In a way Friuli wines are foreign to Italians. They are a product instead of a hilly no man's land between the Veneto, Slovenia and southern Austria and they taste like it. This is the land of the varietal, wine made principally to express the fruit of the grape variety specified on the label. All of 17 different varietals are allowed within the scope of Friuli's two most respected DOCs, Collio (officially Collio Goriziano o Collio) and Friuli Colli Orientali. Of these the most common are Friulano (the Hungarians successfully objected to the prefix Tocai), Pinot Grigio (Pinot Gris), Sauvignon Blanc, Pinot Bianco (Pinot Blanc), Merlot (which sometimes turns out to be the old Bordeaux variety Carmenère), Chardonnay and Cabernet Franc/Frank. Local specialities, however, include Ribolla Gialla, Verduzzo and the always expensive Picolit for white wines and the tangy Refosco, toothsome Schioppettino and rare Pignolo for the red wines of Colli Orientali, which are becoming increasingly accomplished. In general the best red wines come from the south-western corner of the Colli Orientali, most of which is almost alpine, being effectively the foothills of the Dolomites. (Quite) sweet white Picolit is a local golden speciality of the Colli Orientali, once fashionable and still too expensive, made from dried grapes.
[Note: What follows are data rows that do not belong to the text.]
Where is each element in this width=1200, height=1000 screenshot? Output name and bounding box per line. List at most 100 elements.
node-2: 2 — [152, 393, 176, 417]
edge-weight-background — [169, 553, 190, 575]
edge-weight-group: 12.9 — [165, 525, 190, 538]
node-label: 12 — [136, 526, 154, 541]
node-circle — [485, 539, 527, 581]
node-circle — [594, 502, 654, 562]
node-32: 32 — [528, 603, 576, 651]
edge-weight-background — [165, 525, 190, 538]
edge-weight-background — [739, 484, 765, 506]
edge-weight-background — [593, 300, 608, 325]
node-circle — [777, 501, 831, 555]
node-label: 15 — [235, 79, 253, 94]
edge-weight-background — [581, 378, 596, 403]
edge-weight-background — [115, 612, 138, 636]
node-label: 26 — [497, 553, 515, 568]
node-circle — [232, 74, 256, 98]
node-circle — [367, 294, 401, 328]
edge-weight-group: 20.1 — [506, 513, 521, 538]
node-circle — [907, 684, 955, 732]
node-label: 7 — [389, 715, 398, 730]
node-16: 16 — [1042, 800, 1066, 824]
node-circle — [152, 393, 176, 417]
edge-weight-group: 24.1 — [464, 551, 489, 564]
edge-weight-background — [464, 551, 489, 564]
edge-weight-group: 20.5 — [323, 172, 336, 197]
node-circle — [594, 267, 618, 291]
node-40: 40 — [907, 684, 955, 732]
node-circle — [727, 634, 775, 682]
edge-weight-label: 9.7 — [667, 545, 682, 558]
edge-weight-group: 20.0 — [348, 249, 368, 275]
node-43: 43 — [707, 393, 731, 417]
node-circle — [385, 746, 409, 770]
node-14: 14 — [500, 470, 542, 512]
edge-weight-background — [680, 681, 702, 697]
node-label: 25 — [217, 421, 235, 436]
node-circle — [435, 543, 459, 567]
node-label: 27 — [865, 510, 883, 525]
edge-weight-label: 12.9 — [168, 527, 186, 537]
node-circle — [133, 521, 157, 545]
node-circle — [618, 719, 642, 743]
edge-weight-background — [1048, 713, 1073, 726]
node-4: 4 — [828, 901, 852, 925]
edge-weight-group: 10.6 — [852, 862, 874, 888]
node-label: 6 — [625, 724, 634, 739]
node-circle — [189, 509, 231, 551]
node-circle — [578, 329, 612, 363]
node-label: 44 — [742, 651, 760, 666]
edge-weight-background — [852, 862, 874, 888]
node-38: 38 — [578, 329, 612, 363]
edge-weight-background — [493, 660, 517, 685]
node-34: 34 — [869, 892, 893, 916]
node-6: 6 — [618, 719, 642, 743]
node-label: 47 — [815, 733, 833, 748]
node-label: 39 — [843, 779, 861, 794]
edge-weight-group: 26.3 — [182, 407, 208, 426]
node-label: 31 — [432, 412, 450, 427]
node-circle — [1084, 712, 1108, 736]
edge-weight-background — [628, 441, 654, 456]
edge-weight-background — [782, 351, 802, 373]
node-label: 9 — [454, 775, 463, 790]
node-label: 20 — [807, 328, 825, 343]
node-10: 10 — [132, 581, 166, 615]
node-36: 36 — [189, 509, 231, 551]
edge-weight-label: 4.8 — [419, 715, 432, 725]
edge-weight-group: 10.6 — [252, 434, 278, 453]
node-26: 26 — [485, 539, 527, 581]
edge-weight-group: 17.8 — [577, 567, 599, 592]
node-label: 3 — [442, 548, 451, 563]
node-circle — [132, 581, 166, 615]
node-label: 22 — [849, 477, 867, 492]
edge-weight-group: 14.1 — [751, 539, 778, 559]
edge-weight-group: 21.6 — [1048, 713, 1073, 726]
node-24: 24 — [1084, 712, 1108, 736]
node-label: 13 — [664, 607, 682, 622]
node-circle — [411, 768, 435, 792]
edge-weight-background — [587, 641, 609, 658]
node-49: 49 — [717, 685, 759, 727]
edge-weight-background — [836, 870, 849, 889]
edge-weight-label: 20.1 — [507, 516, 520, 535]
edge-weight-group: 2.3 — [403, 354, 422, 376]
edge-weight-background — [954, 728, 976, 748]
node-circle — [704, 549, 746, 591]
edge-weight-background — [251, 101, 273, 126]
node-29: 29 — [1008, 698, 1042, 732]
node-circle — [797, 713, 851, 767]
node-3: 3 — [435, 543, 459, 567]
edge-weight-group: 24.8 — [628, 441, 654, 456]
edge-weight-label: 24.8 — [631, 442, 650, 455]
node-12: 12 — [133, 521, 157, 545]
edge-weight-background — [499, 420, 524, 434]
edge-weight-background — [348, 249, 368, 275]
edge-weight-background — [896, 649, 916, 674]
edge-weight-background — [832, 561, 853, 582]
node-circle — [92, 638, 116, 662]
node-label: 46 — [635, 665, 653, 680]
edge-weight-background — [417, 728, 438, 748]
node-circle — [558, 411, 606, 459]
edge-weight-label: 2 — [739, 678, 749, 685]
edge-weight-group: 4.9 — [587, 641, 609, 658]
Collio is almost indistinguishable from that part of Slovenia just over the hills of Gorizia on its northern border, and there is no shortage of fine, increasingly fruity and interesting white wine made here. Traminer, Malvasia and Riesling Italico (Welschriesling rather than the classic Riesling of Germany which is known in Italy as Riesling Renano) are all grown here.
Now that Italian winemakers south and west of Friuli have also mastered the art of making fresh, fruity white wines, however, particularly those of Alto Adige, their counterparts in Collio and Colli Orientali are having to try harder to justify their price premium, typically but not necessarily with greater use of small oak barrels. The standard of winemaking here is generally very high, and yields relatively low, even if the price for this is that the wines can taste remarkably similar. Some of the producers most revered within Italy are: Borgo Conventi, Borgo del Tiglio, Girolamo Dorigo, Filiputti, Livio Felluga, Gravner, Jermann, Marin, Puiatti, Radikon, Ronchi di Cialla, Ronco del Gnemiz, Mario Schiopetto, Tercic, and Villa Russiz whose wines can continue to develop in bottle for three to five years.
Gravner and Radikon pioneered a movement towards extended skin contact in white winemaking and even ageing the wines in amphorae rather than barrels, resulting in particularly distinctive, long-lived wines that may be an acquired taste.